By Wayne Duggan
Option trading has a reputation among many new investors for being high-risk, complicated and dangerous. The option market can certainly be all those things if you attempt complicated trading strategies without fully understanding how they work or how much risk they involve. But there are also plenty of simple, conservative option trading strategies that can help traders generate a little bit of extra income.
One conservative option trading strategy is called option overwriting. Option overwriting is simply selling options contracts that appear to be overvalued. A trader typically sells these options contracts, collects the premiums and then hopes the contracts expire worthless and the buyer does not exercise them.
When a trader buys a call options contract, he is purchasing the right to buy the seller’s shares of underlying stock at a specific price (the strike price) on a specific future date (the expiration date).
Every option contract carries a value premium, which is the difference between the current value of the contract and the value that contract would hold if it were executed at the time of purchase. As the expiration date gets closer, the time value premium falls until it eventually reaches zero. The call buyer needs the share price of the underlying stock to move deeper into the money to offset the decay of the contract’s time value.
Meanwhile, the option seller is attempting to profit from the time value decay.
How It Works
Imagine you are a long-term investor holding 200 shares of Apple (AAPL) in your account. If you sell 2 call options expiring on September 15, 2023, with a $230 strike price, you would generate about $1,332 in proceeds from that sale based on current market prices.

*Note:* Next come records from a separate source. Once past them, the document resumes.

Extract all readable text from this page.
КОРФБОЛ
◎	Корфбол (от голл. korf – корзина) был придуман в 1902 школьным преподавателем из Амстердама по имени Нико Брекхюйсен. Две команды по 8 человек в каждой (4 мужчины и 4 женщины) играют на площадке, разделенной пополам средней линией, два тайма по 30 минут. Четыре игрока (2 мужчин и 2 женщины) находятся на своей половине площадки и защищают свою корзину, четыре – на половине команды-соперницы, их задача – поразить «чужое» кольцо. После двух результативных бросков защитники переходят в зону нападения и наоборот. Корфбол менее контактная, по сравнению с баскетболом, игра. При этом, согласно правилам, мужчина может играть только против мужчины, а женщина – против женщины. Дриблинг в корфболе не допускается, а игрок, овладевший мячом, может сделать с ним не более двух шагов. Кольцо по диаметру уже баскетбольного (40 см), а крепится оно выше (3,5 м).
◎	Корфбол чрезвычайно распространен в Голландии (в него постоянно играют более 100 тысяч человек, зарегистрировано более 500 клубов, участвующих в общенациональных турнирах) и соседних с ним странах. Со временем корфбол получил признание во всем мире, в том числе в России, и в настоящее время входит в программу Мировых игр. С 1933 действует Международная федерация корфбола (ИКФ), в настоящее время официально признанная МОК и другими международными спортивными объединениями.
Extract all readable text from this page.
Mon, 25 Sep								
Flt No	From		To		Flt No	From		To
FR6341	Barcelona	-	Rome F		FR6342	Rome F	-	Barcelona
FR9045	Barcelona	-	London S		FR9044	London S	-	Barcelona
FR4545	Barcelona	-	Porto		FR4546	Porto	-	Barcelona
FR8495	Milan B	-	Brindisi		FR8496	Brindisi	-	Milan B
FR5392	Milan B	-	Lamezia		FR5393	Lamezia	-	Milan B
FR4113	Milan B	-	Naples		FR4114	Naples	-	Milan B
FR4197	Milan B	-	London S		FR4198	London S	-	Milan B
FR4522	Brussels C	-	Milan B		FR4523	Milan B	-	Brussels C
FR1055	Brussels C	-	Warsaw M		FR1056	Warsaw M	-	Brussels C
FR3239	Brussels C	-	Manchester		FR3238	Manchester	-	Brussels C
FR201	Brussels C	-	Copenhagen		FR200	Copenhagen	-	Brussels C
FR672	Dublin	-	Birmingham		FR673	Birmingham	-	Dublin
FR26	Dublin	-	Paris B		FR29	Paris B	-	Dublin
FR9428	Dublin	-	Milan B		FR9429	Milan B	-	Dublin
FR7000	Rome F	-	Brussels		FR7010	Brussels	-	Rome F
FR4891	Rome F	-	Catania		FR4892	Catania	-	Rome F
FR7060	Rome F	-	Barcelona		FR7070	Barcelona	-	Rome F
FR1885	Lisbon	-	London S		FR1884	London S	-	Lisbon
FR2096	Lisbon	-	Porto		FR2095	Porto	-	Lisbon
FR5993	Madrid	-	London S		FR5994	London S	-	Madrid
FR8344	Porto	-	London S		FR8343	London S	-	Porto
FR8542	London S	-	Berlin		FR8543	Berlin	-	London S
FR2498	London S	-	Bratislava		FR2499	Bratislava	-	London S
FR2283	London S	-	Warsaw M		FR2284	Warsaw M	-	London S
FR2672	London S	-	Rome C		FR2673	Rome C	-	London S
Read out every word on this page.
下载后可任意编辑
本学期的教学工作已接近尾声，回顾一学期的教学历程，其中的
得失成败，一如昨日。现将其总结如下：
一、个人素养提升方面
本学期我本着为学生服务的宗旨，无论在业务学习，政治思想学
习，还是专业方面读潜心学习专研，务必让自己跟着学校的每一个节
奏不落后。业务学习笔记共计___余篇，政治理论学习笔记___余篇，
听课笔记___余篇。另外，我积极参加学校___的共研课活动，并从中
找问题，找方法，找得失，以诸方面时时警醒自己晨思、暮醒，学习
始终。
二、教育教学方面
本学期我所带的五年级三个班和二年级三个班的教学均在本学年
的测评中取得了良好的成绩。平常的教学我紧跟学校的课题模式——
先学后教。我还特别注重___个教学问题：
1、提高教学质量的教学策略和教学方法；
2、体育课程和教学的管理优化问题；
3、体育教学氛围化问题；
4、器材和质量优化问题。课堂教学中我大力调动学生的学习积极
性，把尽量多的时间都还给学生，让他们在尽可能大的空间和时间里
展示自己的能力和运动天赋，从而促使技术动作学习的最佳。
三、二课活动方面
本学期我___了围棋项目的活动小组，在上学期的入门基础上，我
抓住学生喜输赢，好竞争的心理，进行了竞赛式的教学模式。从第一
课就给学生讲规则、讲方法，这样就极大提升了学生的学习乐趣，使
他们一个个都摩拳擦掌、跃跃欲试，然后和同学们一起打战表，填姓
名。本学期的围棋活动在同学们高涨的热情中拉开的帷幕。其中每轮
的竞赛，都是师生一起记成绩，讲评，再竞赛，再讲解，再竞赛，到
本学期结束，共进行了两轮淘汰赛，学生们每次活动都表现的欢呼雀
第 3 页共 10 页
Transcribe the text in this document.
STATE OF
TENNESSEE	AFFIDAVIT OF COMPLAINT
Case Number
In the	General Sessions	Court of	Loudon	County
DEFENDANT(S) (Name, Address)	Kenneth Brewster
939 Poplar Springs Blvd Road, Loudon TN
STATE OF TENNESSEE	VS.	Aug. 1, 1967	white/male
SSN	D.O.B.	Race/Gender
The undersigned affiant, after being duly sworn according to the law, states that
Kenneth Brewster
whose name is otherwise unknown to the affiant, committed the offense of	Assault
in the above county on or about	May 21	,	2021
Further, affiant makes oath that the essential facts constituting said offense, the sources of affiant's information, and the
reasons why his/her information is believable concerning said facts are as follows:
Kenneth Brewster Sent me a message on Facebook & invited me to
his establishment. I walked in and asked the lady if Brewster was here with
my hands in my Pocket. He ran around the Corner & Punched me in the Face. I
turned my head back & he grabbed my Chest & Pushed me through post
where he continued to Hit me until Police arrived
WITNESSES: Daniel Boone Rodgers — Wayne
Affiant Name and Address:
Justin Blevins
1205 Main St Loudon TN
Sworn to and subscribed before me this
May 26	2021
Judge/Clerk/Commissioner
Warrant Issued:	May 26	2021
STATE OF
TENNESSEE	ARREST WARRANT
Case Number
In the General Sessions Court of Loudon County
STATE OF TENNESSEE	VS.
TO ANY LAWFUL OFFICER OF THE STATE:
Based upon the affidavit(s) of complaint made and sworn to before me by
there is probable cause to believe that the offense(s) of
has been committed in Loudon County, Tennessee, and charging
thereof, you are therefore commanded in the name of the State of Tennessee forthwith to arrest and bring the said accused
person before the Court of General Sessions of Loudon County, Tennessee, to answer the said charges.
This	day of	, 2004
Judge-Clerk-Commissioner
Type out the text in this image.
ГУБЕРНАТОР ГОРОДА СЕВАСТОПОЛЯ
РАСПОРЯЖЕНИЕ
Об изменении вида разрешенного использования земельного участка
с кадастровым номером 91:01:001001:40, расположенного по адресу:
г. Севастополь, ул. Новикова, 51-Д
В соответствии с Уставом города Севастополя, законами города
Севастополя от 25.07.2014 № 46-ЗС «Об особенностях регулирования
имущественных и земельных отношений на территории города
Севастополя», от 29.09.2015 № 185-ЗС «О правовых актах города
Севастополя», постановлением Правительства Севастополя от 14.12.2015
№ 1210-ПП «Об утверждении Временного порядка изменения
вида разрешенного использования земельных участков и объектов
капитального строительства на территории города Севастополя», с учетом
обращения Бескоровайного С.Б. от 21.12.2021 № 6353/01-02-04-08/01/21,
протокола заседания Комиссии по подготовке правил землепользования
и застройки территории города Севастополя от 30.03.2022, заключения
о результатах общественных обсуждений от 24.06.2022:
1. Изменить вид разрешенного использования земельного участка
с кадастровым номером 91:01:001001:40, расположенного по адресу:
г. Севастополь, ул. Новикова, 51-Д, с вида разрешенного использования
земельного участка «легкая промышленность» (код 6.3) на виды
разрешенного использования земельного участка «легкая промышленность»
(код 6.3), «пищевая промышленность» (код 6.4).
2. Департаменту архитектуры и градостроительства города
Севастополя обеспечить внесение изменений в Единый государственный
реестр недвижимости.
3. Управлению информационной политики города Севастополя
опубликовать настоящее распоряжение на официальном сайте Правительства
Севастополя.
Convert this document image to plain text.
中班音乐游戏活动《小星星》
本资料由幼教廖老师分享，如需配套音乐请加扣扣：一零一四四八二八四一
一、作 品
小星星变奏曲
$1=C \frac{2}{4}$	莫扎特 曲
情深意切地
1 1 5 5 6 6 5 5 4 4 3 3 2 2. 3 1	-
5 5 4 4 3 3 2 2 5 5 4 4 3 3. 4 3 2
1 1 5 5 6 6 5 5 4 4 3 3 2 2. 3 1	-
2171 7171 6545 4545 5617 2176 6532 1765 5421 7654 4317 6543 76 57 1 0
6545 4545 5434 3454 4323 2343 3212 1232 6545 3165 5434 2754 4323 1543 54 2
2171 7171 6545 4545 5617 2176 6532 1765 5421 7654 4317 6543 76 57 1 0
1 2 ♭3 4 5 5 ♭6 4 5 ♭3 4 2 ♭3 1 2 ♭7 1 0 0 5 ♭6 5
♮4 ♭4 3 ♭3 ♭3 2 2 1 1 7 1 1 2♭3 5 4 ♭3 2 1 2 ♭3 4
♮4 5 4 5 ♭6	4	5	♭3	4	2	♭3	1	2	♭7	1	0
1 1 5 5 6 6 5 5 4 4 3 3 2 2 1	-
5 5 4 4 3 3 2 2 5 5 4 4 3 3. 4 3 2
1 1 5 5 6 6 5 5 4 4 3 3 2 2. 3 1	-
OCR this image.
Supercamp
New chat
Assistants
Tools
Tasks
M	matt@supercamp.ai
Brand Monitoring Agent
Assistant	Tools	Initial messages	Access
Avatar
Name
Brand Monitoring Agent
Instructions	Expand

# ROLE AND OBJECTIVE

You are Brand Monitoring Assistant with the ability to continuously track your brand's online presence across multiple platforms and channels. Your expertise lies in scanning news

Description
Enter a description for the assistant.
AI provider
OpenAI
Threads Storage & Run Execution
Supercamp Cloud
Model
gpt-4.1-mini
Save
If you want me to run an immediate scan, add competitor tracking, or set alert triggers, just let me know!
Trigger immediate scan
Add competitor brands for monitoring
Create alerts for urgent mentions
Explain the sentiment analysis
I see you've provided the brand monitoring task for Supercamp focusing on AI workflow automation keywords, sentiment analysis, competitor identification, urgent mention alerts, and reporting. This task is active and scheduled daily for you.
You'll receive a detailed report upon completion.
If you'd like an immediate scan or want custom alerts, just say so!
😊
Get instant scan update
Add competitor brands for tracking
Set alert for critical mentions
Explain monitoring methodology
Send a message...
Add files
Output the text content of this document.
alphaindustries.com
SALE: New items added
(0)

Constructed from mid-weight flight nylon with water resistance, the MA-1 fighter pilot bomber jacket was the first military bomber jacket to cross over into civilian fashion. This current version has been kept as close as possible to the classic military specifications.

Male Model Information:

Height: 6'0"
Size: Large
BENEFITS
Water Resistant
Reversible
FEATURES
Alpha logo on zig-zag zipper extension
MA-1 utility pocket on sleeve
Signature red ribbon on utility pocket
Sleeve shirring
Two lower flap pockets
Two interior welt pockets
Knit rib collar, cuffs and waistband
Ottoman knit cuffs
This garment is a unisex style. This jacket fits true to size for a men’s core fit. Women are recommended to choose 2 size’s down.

Apple’s recent share price of around $153 suggests the only way those contracts will be executed is if Apple shares gain at least 50.3% between now and September 15, 2023.
If Apple’s stock price decreases in the next 24 months, these contracts expire worthless. If the stock stays flat, the contracts expire worthless. If Apple gains 10%, 20% or even 50.3% in the next 2 years, the contracts will expire worthless and the seller will get to keep the $1,332 and hold onto the 200 Apple shares.
Even if Apple shares gain 60% in the next 2 years, the call option seller gets to sell the 200 shares of Apple at a 50.3% premium to today’s price. The seller would only miss out on that last 9.7% of gains. However, a 50.3% gain on 200 shares of Apple plus the $1,332 from the initial sale would still result in an overall profit of $16,732.
The biggest risk to option overwriting is not setting up the trade the way you intended. If it’s your first time making an option trade, make sure you understand everything about how option price quotes work and double-check all prices, trade sizes, strike prices and expiration dates.
Finally, make sure you are not selling contracts that represent shares that exceed your underlying stock holdings. That strategy is known as naked call writing, and it could potentially put you in a position where you are forced to buy the underlying stock at market price on the expiration date.